Net (mathematics)

In topology, the concept of a net is a generalization of that of a sequence, intended to unify the various notions of limit and generalize them to arbitrary topological spaces. Limits of nets accomplish for all topological spaces what limits of sequences accomplish for spaces satisfying the first axiom of countability.

Table of contents

1 Definition and examples
2 Limits of nets
3 The three most frequently seen examples of limits of nets
4 Properties

Definition and examples

If X is a topological space, a net in X is a function from some directed set A to X.

Since the natural numbers with the normal order form a directed set, this definition includes all sequences among the nets. Other examples arise from real functions: suppose x₀ is a real number and f : R − {x₀} -> R is a function. The set A = R − {x₀} can be directed towards x₀ (see directed set for an explanation), and the function then turns into a net.
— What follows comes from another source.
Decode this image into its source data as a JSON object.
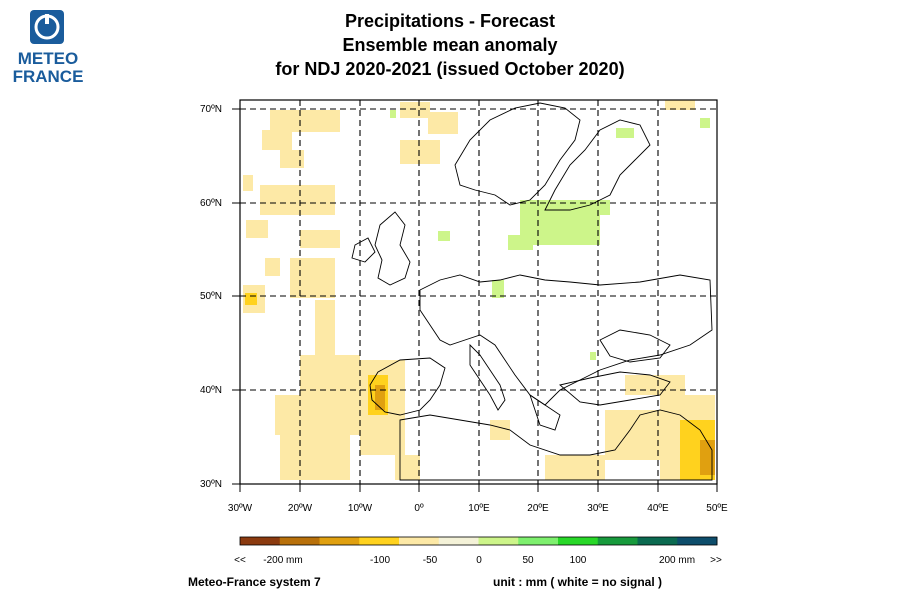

If A is a directed set, we often write a net from A to X in the form (x_α), which expresses the fact that the element α in A is mapped to the element x_α in X. We usually use <= to denote the binary relation given on A.

Limits of nets

If (x_α) is a net in the topological space X, and x is an element of X, we say that the net converges towards x or has limit x and write

lim x_α = x

if and only if

for every neighborhood U of x there exists an α₀ in A such that whenever α₀ <= α, we have x_α in U.

Intuitively, this means that the values x_α come and stay as close as we want to x for large enough α.

The three most frequently seen examples of limits of nets

These are:

Limits of sequences.
Limits of functions of a real variable: lim_{x → c} f(x).
Limits of nets of Riemann sums, in the definition of the Riemann integral. In this example, the directed set is the set of partitions of the interval of integration, partially ordered by inclusion. A similar thing is done in the definition of the Riemann-Stieltjes integral.

Properties

Virtually all concepts of topology can be rephrased in the language of nets and limits. This may be useful to guide the intuition since the notion of limit of a net is very similar to that of limit of a sequence, which is widely used in the theory of metric spaces.

A function f : X -> Y between topological spaces is continuous at the point x if and only if for every net (x_α) with

lim x_α = x

we have

lim f(x_α) = f(x).

Note that this theorem is in general not true if we replace "net" by "sequence". We have to allow for more directed sets than just the natural numbers if X is not first-countable.

In general, a net in a space X can have more that one limit, but if X is a Hausdorff space, the limit of a net, if it exists, is unique.

If U is a subset of X, then x is in the closure of U if and only if there exists a net (x_α) with limit x and such that x_α is in U for all α. In particular, U is closed if and only if, whenever (x_α) is a net with elements in U and limit x, then x is in U.

If (x_α)_{α in A} is a net in X with underlying directed set (A, <=), and B is a subset of A such that for every α in A there exists a β in B with α <= β, the net (x_β)_{β in B} is called a subnet of the original net.

A net has a limit if and only if every subnet has a limit. In that case, every limit of the net is also a limit of every subnet.

A space X is compact if and only if every net (x_α) in X has a subnet with a limit in X. This can be seen as a generalization of the theorems of Bolzano-Weierstrass and Heine-Borel.

In a metric space or uniform space, one can speak of Cauchy nets in much the same way as Cauchy sequences. The concept even generalises to Cauchy spaces.